Rigid bridge consists of the RDLs and the substrate. Most rigid bridges are made with silicon substrate and the RDLs are fabricated on a silicon wafer. Some rigid bridges are even with TSVs. Today, most of the products and publications with bridges are rigid bridges. There are at least three groups of rigid bridges, namely, (a) rigid bridges embedded in build-up package substrate, Sec. 8.1, (b) rigid bridges embedded in fan-out EMC (epoxy molding compound) with RDLs, Sec. 8.2, and (c) hybrid bonding bridge, Sec. 8.3.
8.1 Intel's Embedded Multidie Interconnect Bridge.
The most famous rigid bridge is Intel's EMIB (embedded multidie interconnect bridge) [39–42]. Figure 32 shows one of Intel's EMIB patents . It can be seen that the EMIB die is embedded in the cavity of a build-up package substrate, which is supporting the chiplets.
For EMIB, there are at least three important tasks, Figs. 32 and 33, namely: (a) wafer bumping of two different kinds of bumps on the chiplets wafer (but there are not bumps on the bridge); (b) embedding the bridge in the cavity of a build-up substrate and then laminating the top surface of the substrate; and (c) bonding the chiplets on the substrate with the embedded bridge.
8.1.1 Solder Bumps for Embedded Multidie Interconnect Bridge.
It can be seen from Fig. 32 that there are two kinds of bumps on the chiplet, namely, the C4 (controlled collapse chip connection) bumps and the C2 (chip connection or copper-pillar with solder-cap micro) bumps. Thus, wafer bumping of the chiplets wafer poses a challenge, but Intel has already taken care of this issue.
8.1.2 Fabrication of Embedded Multidie Interconnect Bridge Substrate.
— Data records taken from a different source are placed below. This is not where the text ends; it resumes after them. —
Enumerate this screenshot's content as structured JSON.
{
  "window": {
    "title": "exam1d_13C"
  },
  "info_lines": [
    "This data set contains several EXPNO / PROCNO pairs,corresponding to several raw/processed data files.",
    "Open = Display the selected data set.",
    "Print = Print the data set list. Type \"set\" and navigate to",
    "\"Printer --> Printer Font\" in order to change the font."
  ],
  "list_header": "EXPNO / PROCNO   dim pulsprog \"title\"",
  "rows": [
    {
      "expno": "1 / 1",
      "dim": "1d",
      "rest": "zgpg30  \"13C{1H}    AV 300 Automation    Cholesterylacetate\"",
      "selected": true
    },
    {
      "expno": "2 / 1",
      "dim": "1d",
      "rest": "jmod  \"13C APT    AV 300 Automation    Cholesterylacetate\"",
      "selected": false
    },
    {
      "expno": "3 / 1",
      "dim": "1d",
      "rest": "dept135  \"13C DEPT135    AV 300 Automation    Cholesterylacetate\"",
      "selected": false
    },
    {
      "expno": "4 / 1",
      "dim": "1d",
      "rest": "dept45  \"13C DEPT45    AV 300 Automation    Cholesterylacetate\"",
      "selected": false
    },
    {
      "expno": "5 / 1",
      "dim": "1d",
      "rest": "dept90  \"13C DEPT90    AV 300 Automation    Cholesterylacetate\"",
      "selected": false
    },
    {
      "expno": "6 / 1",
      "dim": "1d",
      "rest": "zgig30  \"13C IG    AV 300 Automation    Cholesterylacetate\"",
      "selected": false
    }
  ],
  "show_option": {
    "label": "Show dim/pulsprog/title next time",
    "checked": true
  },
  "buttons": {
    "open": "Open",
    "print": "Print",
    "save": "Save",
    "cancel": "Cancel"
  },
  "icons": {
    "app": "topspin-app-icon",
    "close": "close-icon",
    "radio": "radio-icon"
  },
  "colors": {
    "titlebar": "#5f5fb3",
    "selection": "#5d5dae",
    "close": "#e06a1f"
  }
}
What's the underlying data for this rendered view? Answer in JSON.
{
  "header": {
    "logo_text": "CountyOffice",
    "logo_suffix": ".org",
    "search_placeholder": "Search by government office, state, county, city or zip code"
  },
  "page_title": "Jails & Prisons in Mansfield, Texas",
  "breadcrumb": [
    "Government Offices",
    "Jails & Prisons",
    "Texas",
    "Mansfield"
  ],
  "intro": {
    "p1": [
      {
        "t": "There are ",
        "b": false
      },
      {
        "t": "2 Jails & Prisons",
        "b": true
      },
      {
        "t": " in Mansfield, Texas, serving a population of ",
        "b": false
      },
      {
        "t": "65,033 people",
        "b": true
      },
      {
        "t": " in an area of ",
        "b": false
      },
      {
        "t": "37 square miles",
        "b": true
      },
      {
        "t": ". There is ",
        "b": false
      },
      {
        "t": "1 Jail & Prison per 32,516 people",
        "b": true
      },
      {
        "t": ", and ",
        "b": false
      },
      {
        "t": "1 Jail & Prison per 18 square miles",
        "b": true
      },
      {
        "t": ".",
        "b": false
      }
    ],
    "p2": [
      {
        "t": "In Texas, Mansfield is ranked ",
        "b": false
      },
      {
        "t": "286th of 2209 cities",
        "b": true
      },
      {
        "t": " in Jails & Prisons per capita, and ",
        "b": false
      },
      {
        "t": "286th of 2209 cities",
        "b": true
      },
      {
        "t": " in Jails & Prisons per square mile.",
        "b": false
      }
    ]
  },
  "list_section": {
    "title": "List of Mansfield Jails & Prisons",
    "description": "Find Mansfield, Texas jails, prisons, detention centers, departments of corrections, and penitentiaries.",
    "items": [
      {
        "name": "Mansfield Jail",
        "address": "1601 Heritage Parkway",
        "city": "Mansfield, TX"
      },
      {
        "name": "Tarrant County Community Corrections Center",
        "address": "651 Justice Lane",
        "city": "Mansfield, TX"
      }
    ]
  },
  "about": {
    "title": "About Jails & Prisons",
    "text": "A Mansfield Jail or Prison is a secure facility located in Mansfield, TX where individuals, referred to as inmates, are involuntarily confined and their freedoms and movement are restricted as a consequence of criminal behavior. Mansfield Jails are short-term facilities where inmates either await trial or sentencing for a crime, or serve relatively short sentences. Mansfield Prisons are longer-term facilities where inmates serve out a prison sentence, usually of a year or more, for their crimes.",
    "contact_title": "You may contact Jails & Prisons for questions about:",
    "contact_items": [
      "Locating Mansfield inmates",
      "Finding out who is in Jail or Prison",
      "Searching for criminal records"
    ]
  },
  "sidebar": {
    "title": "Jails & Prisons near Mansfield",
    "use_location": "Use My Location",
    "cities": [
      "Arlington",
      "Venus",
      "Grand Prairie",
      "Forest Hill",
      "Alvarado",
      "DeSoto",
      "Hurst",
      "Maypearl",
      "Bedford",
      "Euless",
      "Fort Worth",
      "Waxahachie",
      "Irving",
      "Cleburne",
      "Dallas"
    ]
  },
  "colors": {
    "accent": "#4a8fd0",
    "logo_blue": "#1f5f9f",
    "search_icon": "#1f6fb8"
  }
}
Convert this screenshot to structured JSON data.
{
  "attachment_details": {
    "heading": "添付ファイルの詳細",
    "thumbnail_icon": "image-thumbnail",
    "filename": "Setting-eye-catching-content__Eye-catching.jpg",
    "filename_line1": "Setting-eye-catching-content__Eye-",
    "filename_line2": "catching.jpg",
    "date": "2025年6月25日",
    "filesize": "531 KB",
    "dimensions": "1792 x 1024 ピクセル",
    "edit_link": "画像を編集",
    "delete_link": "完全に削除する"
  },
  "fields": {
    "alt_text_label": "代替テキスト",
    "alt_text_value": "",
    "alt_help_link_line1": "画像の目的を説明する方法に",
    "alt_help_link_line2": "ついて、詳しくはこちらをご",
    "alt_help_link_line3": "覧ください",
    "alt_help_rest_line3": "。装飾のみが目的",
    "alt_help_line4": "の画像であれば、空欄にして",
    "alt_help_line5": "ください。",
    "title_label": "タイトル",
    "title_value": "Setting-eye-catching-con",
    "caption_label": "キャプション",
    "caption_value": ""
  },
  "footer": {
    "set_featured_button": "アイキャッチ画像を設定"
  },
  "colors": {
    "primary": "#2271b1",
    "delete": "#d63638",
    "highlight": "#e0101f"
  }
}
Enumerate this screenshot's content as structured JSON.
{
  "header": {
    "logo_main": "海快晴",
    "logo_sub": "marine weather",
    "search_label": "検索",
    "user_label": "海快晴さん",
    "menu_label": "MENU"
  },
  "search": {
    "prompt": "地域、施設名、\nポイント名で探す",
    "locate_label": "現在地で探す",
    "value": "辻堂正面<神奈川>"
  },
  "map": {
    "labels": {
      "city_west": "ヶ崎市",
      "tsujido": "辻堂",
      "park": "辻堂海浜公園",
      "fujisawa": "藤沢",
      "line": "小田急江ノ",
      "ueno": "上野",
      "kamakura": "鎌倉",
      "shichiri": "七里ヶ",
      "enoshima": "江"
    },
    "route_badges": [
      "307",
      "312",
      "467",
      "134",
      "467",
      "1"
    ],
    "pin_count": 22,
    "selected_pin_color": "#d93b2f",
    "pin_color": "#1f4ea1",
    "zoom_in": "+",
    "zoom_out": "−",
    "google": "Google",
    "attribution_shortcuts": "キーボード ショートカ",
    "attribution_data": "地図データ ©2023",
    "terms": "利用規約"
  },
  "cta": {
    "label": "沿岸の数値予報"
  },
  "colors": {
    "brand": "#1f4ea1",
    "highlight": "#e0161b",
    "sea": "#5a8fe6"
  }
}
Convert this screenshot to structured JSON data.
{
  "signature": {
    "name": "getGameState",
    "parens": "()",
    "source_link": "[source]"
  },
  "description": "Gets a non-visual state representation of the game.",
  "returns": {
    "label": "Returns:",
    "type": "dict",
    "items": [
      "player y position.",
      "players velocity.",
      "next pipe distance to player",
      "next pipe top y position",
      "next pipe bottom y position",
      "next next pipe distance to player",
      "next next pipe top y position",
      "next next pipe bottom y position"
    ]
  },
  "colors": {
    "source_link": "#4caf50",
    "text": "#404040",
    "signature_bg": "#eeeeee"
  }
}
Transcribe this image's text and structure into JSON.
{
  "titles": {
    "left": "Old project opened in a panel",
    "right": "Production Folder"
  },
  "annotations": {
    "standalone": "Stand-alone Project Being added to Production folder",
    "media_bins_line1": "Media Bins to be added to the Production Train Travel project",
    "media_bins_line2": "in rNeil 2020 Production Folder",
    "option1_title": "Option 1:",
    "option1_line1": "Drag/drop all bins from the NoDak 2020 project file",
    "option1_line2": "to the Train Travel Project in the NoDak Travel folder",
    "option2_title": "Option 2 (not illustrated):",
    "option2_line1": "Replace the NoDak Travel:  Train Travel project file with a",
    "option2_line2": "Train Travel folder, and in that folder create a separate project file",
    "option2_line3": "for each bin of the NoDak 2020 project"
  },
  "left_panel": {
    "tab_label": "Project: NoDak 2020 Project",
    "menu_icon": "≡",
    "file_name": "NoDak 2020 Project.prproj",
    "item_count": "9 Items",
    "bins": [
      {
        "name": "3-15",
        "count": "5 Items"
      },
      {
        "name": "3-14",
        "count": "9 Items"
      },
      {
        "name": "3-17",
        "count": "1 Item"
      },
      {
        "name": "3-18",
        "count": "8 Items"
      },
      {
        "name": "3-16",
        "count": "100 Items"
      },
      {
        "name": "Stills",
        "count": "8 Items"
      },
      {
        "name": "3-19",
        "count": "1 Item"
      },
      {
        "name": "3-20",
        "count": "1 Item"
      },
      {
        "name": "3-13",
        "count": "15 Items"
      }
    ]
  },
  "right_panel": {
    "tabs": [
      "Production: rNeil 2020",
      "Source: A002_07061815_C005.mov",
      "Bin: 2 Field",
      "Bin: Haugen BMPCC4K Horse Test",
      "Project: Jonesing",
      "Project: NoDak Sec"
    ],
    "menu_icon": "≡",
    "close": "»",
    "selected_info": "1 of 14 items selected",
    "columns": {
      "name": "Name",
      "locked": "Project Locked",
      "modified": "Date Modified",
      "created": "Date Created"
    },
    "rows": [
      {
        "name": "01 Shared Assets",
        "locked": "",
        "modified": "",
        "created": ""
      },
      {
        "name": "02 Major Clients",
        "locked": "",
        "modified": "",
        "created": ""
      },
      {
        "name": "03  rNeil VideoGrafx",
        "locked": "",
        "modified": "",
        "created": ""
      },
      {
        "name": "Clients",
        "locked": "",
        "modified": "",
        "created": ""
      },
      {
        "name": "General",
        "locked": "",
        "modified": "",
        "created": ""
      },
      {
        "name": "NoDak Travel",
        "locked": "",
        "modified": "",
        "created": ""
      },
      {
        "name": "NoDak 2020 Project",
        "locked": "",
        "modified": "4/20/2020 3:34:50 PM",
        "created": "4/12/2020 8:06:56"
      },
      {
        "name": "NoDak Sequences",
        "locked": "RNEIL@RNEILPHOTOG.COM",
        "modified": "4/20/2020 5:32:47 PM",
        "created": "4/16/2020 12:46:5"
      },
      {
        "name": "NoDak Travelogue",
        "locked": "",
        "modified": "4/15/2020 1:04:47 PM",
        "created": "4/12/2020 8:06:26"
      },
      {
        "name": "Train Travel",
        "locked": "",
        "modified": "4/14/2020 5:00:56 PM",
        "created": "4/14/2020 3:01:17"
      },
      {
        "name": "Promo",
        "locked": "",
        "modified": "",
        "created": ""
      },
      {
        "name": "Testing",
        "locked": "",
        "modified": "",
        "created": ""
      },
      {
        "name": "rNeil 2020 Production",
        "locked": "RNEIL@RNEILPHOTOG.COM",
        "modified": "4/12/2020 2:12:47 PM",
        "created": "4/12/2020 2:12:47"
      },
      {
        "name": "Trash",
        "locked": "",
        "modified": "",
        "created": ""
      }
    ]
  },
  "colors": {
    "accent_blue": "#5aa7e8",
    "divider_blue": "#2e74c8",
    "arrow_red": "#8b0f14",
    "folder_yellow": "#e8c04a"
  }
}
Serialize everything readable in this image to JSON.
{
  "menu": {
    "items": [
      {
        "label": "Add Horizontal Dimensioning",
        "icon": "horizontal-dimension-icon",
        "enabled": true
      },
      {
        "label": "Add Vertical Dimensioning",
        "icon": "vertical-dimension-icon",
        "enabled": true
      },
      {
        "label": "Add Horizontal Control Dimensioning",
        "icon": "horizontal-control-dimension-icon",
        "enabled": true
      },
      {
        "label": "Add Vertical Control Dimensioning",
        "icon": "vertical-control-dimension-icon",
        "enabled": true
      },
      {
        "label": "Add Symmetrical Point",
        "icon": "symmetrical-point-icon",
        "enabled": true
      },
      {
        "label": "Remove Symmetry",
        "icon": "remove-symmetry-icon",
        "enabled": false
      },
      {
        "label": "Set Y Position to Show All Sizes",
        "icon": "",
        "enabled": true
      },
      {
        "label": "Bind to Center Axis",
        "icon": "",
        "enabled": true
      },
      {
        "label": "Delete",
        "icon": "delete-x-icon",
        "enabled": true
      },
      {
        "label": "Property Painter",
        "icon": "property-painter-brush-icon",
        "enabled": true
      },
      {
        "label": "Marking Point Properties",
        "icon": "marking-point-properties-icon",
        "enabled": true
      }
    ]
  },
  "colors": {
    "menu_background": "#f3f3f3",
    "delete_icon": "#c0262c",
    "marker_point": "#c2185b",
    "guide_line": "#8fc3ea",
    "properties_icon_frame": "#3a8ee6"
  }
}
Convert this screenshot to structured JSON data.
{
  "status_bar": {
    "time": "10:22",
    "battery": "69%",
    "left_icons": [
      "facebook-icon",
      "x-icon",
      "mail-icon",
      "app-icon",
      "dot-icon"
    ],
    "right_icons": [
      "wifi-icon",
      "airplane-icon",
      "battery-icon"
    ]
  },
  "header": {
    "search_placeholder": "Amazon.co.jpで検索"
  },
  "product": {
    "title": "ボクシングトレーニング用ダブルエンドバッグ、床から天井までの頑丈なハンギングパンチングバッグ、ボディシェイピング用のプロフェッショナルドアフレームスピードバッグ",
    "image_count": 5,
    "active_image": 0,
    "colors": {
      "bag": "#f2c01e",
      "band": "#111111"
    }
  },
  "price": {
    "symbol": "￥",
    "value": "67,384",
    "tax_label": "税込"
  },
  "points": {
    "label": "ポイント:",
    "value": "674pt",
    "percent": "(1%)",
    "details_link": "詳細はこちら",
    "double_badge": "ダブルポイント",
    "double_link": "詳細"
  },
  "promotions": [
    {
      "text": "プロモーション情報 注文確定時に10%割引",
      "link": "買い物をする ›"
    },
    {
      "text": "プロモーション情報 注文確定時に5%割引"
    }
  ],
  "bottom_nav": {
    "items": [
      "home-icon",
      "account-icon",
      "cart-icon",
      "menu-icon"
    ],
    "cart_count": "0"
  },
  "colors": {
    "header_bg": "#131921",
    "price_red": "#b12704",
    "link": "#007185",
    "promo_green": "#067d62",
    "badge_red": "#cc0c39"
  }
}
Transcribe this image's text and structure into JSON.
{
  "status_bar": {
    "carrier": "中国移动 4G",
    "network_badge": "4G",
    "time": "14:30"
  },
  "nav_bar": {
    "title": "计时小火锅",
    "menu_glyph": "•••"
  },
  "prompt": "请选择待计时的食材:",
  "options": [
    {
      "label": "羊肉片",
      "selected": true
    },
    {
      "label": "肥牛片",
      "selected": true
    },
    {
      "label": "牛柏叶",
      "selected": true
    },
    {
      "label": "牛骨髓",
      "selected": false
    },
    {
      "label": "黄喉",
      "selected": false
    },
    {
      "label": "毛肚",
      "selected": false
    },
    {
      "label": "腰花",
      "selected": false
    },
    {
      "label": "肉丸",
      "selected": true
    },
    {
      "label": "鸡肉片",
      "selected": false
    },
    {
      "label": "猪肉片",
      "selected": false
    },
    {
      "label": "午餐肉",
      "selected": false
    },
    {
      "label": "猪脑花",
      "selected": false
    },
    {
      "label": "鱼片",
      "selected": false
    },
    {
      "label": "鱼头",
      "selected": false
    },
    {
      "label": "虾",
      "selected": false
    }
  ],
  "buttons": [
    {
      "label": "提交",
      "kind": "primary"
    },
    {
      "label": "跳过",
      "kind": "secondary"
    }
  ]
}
There are two major tasks in fabricating the organic package substrate with EMIB (Fig. 33). One is to make the EMIB, and the other is to make the substrate with EMIB. To make the EMIB, one must first build the RDLs (including the contact pads) on a Si-wafer. The way to make the RDLs depends on the L/S/H of the conductive wiring of the RDLs. Finally, attach the non-RDL side of the Si-wafer to a die-attach film, and then singulate the Si-wafer.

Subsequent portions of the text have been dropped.